Towards Fighting Cybercrime: Malicious URL Attack Type Detection using Multiclass Classification

Abstract

Malicious Uniform Resource Locators (URLs) re-main one of the most common threats to cybersecurity. They are commonly spread through phishing, malware and spam. One popular way to detect malicious URLs is through black-lists. Blacklists maintain records of previously known malicious URL reputations. These lists are however shortcoming when there is need to detect newly generated malicious URLs. For that reason, modern research has resorted to training machine learning algorithms to detect malicious URLs. In this paper, we contributed towards the detection of malicious URLs using URL based features in a multiclass classification setting. We focused on three popular URL attack types which are phishing, spam and malware. Our work can be used as a supplementary tool in new or existing anti-phishing, anti-spam and anti-malware detection platforms. We compared the performance of the following ensemble learners: Extreme Gradient Boosting (XGBoost), Adaptive Boosting (AdaBoost), Light Gradient Boosting (LightGBM) and Categorical Boosting (CatBoost).

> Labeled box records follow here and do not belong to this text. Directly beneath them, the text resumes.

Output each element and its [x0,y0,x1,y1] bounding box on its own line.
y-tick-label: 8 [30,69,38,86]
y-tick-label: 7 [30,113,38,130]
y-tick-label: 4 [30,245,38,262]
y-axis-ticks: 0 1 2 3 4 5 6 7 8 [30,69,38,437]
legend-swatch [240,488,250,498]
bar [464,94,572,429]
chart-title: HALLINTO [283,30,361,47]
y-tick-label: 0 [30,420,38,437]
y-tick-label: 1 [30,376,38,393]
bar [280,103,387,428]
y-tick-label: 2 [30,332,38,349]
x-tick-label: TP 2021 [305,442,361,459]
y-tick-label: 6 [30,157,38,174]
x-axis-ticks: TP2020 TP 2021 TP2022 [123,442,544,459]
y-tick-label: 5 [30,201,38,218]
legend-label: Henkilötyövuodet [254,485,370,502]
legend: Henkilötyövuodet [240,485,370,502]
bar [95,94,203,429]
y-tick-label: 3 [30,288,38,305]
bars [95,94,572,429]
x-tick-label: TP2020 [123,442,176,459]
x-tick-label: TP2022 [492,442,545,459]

We evaluated the performance of some URL features that we referred to as our features. These included priority features like Kullback-Leibler Divergence (KL divergence), bag of words segmentation and other word-based features. Results showed that our features performed better when compared to experiments we conducted without our features. We trained these algorithms on 126 983 URLs from benchmark datasets and all four learners returned an overall accuracy above 0.95.